= Peruanos en el Mundo =

Travel documentary television series about Peruvian immigrants

Peruanos en el Mundo (English: Peruvians Around the World) is a weekly travel documentary television series that premiered on February 7, 2015, on SUR Peru TV. The series is hosted and created by Roberto Pazos, a journalist from Lima, Peru. The program documents the lives and experiences of Peruvian immigrants residing in various countries around the world. The series has continued airing continuously on SUR Peru TV since its premiere.

== Background ==
Pazos arrived in the United States as an immigrant from Peru and initially worked various jobs, including selling newspapers and magazines at a newsstand in New York City. He later held positions as a television reporter in Oklahoma and as an assignment editor for major news networks including CNN and Univision. According to Pazos, the television series was created as the first program dedicated entirely to documenting the stories of Peruvian immigrants.

== Format and scope ==
According to CNN Español, the show follows Pazos traveling with a backpack and camera across multiple continents to document the experiences of Peruvians living abroad. Each weekly episode features a different country and presents interviews, vignettes, and cultural segments about individual Peruvian immigrants and their communities.

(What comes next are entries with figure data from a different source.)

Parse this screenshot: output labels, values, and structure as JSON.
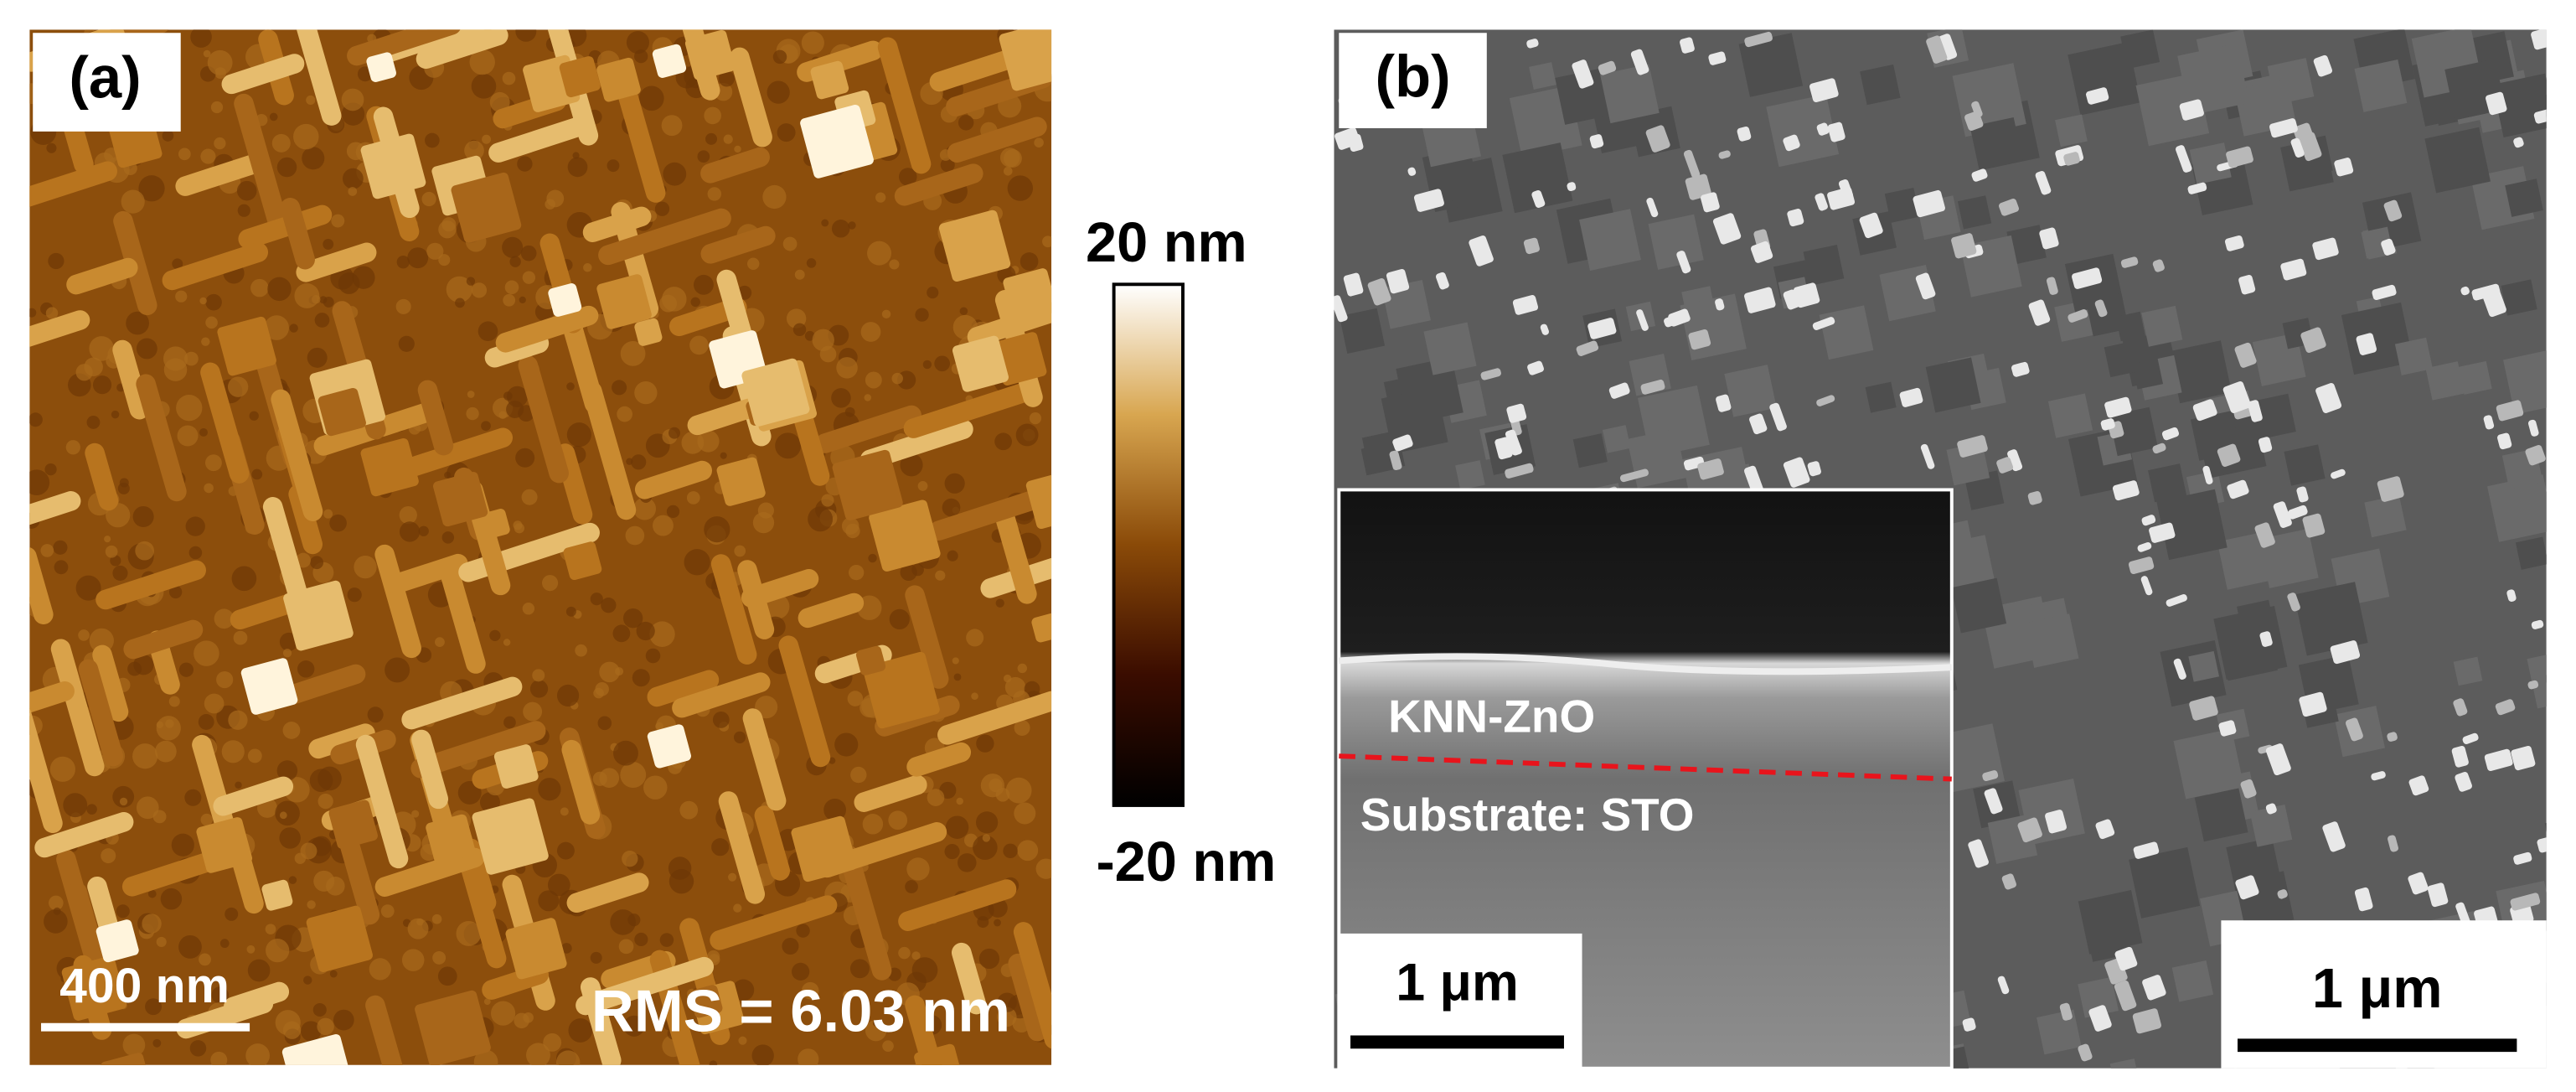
{
  "panels": {
    "a": {
      "label": "(a)",
      "scale_bar": "400 nm",
      "rms": "RMS = 6.03 nm",
      "colorbar": {
        "max_label": "20 nm",
        "min_label": "-20 nm"
      }
    },
    "b": {
      "label": "(b)",
      "scale_bar": "1 μm",
      "inset": {
        "layer_top": "KNN-ZnO",
        "layer_bottom": "Substrate: STO",
        "scale_bar": "1 μm"
      }
    }
  }
}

As of 2017, the program had interviewed approximately 200 Peruvian immigrants across more than 120 cities in over 50 countries. Pazos told El Diario NY: "The best takeaway I got from my travels while filming my show is how despite the language barriers, the cultural challenges and even the economic difficulties, Peruvians around the world have managed to make it through."

== Production ==
Steve Hunsicker serves as Executive Producer of the series.

== Broadcasting and reach ==
The series premiered on SUR Peru TV on February 7, 2015, and has broadcast continuously on the network since that date in the United States and Canada. Through SUR Peru TV, the program reaches approximately 1.2 million subscribers via DIRECTV and 600,000 subscribers via cable providers throughout the United States.

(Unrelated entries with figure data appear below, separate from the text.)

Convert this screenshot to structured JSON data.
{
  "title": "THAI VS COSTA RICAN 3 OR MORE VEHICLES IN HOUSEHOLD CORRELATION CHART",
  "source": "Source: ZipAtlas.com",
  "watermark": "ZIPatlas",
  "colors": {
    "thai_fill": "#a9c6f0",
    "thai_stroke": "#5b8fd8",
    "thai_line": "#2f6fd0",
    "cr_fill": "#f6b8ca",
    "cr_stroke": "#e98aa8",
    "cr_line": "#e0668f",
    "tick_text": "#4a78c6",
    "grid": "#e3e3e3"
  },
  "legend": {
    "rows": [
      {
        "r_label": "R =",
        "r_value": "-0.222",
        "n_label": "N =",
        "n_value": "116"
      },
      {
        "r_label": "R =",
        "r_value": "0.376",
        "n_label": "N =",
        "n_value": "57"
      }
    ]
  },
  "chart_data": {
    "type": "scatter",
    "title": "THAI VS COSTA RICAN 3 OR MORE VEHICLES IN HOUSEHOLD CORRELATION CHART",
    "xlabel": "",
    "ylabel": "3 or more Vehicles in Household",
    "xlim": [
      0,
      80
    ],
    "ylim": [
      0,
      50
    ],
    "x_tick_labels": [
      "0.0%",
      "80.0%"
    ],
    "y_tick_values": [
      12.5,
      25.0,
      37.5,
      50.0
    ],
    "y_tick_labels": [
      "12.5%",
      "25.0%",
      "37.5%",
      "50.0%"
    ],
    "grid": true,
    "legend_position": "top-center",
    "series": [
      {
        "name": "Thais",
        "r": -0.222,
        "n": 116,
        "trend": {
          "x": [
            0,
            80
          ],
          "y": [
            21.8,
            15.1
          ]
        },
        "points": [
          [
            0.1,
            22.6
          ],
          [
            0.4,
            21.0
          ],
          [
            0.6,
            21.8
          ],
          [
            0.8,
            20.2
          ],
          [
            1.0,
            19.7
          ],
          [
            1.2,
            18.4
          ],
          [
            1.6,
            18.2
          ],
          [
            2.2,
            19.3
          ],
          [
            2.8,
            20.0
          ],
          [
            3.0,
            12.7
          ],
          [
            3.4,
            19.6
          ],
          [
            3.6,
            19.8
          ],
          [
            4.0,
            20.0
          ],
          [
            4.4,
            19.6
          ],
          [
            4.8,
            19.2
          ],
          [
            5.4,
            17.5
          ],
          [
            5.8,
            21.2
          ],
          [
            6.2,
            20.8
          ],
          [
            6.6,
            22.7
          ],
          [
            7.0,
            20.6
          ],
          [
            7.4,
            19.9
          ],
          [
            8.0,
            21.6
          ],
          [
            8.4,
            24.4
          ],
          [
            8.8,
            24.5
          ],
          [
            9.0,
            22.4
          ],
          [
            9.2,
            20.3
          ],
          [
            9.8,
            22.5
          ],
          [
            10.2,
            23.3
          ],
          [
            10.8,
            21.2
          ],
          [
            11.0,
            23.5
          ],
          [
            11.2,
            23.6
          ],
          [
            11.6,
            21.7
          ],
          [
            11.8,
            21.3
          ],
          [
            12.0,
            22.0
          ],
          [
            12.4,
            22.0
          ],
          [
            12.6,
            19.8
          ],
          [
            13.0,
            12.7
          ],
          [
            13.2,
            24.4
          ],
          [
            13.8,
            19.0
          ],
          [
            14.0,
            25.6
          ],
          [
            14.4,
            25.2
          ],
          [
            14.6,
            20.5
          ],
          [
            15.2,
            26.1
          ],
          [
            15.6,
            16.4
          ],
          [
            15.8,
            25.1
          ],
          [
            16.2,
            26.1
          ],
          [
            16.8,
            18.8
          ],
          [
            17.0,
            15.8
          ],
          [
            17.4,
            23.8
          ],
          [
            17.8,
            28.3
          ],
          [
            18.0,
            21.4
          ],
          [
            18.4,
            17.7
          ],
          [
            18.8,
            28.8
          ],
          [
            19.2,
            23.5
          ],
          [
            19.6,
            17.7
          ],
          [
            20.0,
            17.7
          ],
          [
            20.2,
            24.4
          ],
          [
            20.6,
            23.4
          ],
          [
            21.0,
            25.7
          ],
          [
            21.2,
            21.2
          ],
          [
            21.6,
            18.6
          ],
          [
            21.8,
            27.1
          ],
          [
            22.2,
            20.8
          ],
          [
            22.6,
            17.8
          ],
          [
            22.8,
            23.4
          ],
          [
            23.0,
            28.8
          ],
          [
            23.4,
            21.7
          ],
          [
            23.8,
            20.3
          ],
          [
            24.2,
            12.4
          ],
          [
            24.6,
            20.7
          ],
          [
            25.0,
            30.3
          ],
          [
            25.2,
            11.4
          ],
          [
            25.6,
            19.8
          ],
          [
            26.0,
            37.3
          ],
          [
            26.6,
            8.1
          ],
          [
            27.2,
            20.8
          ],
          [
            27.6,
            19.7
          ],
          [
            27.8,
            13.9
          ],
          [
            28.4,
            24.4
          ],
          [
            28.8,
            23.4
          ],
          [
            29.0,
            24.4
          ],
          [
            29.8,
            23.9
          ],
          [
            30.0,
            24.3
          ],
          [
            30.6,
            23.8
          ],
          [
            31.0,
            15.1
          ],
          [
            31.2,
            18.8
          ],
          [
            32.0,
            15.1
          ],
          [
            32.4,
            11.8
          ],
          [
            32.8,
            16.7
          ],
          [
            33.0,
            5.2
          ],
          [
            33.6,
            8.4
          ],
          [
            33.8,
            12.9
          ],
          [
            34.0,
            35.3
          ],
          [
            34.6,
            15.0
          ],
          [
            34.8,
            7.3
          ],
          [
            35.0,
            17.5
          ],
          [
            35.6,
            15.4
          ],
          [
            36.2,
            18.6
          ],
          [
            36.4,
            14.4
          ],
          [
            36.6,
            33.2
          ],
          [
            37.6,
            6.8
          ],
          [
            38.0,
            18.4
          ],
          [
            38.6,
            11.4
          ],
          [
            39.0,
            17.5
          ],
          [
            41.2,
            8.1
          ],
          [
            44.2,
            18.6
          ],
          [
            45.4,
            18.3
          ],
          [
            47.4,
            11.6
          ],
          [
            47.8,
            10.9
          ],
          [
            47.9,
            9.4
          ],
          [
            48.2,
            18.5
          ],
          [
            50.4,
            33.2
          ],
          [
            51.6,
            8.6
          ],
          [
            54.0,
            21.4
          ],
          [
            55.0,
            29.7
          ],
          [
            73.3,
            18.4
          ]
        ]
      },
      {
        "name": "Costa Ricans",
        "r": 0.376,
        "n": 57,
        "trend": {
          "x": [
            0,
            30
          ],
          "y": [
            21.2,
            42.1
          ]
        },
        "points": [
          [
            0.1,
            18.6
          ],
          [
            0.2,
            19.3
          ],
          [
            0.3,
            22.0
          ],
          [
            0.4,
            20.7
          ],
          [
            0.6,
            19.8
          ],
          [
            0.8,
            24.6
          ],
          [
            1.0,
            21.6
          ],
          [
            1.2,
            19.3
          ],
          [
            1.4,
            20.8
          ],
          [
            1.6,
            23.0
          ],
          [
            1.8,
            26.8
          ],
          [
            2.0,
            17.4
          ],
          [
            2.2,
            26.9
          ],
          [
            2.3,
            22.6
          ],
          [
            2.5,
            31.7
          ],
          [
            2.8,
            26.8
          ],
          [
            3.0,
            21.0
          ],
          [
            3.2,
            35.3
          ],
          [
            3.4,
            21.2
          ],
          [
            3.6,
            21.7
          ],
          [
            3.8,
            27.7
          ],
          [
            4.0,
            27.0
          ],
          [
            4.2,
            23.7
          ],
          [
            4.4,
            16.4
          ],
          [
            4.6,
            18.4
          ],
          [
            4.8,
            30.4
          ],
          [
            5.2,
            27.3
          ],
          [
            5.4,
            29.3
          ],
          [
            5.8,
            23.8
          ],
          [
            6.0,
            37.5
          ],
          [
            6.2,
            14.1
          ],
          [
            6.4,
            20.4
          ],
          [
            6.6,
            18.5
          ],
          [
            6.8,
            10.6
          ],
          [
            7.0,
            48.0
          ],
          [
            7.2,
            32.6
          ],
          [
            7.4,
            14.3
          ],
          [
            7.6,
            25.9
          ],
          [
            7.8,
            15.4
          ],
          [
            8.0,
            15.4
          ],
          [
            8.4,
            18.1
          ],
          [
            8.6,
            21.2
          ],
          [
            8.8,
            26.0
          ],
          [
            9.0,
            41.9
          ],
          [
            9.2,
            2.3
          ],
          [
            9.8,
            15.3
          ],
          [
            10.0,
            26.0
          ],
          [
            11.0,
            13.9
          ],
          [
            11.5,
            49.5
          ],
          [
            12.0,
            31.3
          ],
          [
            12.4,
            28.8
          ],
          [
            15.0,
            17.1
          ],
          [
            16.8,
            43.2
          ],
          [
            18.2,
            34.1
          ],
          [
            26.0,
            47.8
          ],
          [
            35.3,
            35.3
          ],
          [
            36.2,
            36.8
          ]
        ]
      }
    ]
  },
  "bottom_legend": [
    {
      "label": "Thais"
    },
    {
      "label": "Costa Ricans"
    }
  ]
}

From 2018 to 2020, the program was also broadcast on TV Perú, Peru's public national broadcaster, extending its reach to audiences throughout Peru's coastal, mountain, and Amazon regions through approximately 300 television stations nationwide.

== Publications ==
Pazos has authored two books related to the series:

Peruanos en el mundo (Spanish language), published 2016, ISBN 1511856394

Peruanos en el Mundo: Bicentenario 2021 (Spanish language e-book), published in 2021, ASIN B08XY82G58

== Related work ==
Pazos is also founder of "Filmed in Peru," a showcase of Peruvian cinema held in New York and other cities. He also directed the film The Gringa & the Musician.

== Reception and cultural context ==
According to government data, approximately 3.5 million Peruvians live outside their country of origin, representing a significant diaspora audience for the program. Media research indicates that diaspora television programs support cultural preservation and identity maintenance in migrant communities.